From the point of view of the developer creating the API 

  1. You save time not having to try to decide and pick the most meaningful HTTP status code. Business domain errors very often don’t map well to a HTTP status code. 
  2. By using both HTTP status codes and body JSON you can more easily split general technical errors from domain related errors. The HTTP status would mostly be set using this decision tree and you can provide domain related error info in the body. 
  3. Some errors can’t even be meaningfully categorised with a HTTP status code. 
  4. In some special cases there might be too many different errors possible and there aren’t enough meaningful HTTP status codes, unless you define new HTTP status codes that are not in the HTTP protocol
  5. In some cases one request could lead to several errors and it would be difficult to squeeze those into one HTTP header error field and assigning it one HTTP status code. 
  6. Extensibility. Using the body you can have several properties more easily visible (in one JSON object response) allowing you to add more error properties such as ErrorCode and ErrorCodeCategory. This could be very useful for other systems (such as in a microservices environment) to automatically display client errors in certain ways or handle similar errors of same category in some way. You could also have Severity level etc. as a property. This property could be used to decide how it is logged at the API consumer, or how it is displayed on screen etc. A context property returning some state or additional info can be helpful if the error is being logged by the consuming system. (Will help cross system debugging) You could even provide a wiki-page-link etc. to read more about how to deal with the error. 
  7. Application monitoring. Some Application Monitoring (APM) systems will record all but status 2xx as an anomaly. If you instead are providing the error code as part of the message body you may avoid filling up logs with responses that are not really errors. For example: If you have an API for purchasing stuff there is going to be all kinds of business related error messages that are just expected errors. E.g. If a product is out of stock it's not really an error, but a negative purchase outcome that is expected from time to time.   

What others are doing

GraphQL 

https://facebook.github.io/graphql/June2018/#sec-Errors   (always returns http 200 for all errors)

{
  "errors": [
    {
      "message": "Name for character with ID 1002 could not be fetched.",
      "locations": [ { "line": 6, "column": 7 } ],
      "path": [ "hero", "heroFriends", 1, "name" ],
      "extensions": {
        "code": "CAN_NOT_FETCH_BY_ID",
        "timestamp": "Fri Feb 9 14:33:09 UTC 2018"
      }
    }
  ]
}

ODATA

http://docs.oasis-open.org/odata/odata-json-format/v4.0/errata02/os/odata-json-format-v4.0-errata02-os-complete.html#_Toc403940655 (uses http status codes 4xx and 5xx)

{
  "error": {
    "code": "501",
    "message": "Unsupported functionality",
    "target": "query",
    "details": [
      {
       "code": "301",
       "target": "$search"
       "message": "$search query option not supported",
      }
    ],
    "innererror": {
      "trace": [...],
      "context": {...}
    }
  }
}

Json:api 

https://jsonapi.org/examples/#error-objects-error-codes   (combines https status code and body response)

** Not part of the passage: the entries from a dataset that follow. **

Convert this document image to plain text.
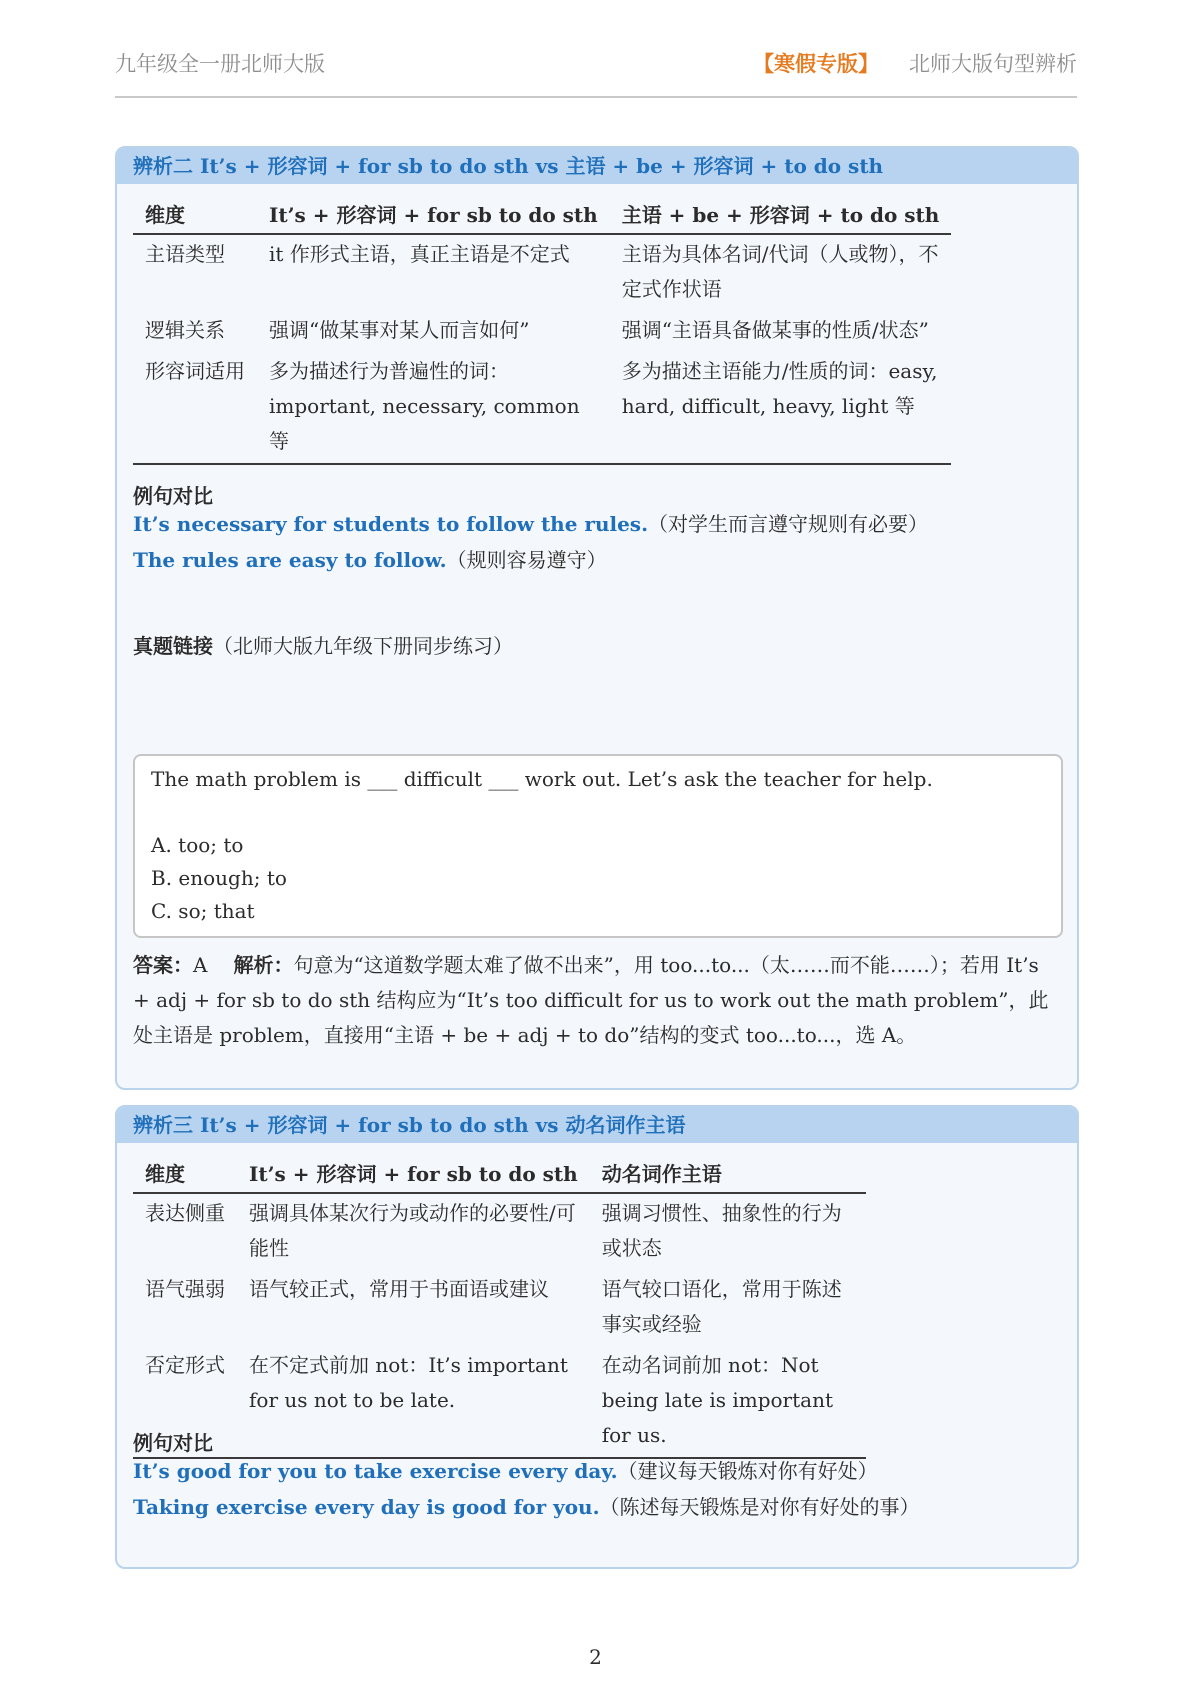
九年级全一册北师大版	【寒假专版】 北师大版句型辨析
辨析二 It’s + 形容词 + for sb to do sth vs 主语 + be + 形容词 + to do sth
维度	It’s + 形容词 + for sb to do sth	主语 + be + 形容词 + to do sth
主语类型	it 作形式主语，真正主语是不定式	主语为具体名词/代词（人或物），不定式作状语
逻辑关系	强调“做某事对某人而言如何”	强调“主语具备做某事的性质/状态”
形容词适用	多为描述行为普遍性的词：important, necessary, common 等	多为描述主语能力/性质的词：easy, hard, difficult, heavy, light 等
例句对比
It’s necessary for students to follow the rules.（对学生而言遵守规则有必要）
The rules are easy to follow.（规则容易遵守）
真题链接（北师大版九年级下册同步练习）
The math problem is ___ difficult ___ work out. Let’s ask the teacher for help.
A. too; to
B. enough; to
C. so; that
答案：A 解析：句意为“这道数学题太难了做不出来”，用 too...to...（太……而不能……）；若用 It’s + adj + for sb to do sth 结构应为“It’s too difficult for us to work out the math problem”，此处主语是 problem，直接用“主语 + be + adj + to do”结构的变式 too...to...，选 A。
辨析三 It’s + 形容词 + for sb to do sth vs 动名词作主语
维度	It’s + 形容词 + for sb to do sth	动名词作主语
表达侧重	强调具体某次行为或动作的必要性/可能性	强调习惯性、抽象性的行为或状态
语气强弱	语气较正式，常用于书面语或建议	语气较口语化，常用于陈述事实或经验
否定形式	在不定式前加 not：It’s important for us not to be late.	在动名词前加 not：Not being late is important for us.
例句对比
It’s good for you to take exercise every day.（建议每天锻炼对你有好处）
Taking exercise every day is good for you.（陈述每天锻炼是对你有好处的事）
2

HTTP 422 Unprocessable Entity
{
  "jsonapi": { "version": "1.0" },
  "errors": [
    {
      "code":   "123",
      "source": { "pointer": "/data/attributes/firstName" },
      "title":  "Value is too short",
      "detail": "First name must contain at least three characters."
    },
    {
      "code":   "225",
      "source": { "pointer": "/data/attributes/password" },
      "title": "Passwords must contain a letter, number, and punctuation character.",
      "detail": "The password provided is missing a punctuation character."
    },
   {
      "code":   "226",
      "source": { "pointer": "/data/attributes/password" },
      "title": "Password and password confirmation do not match."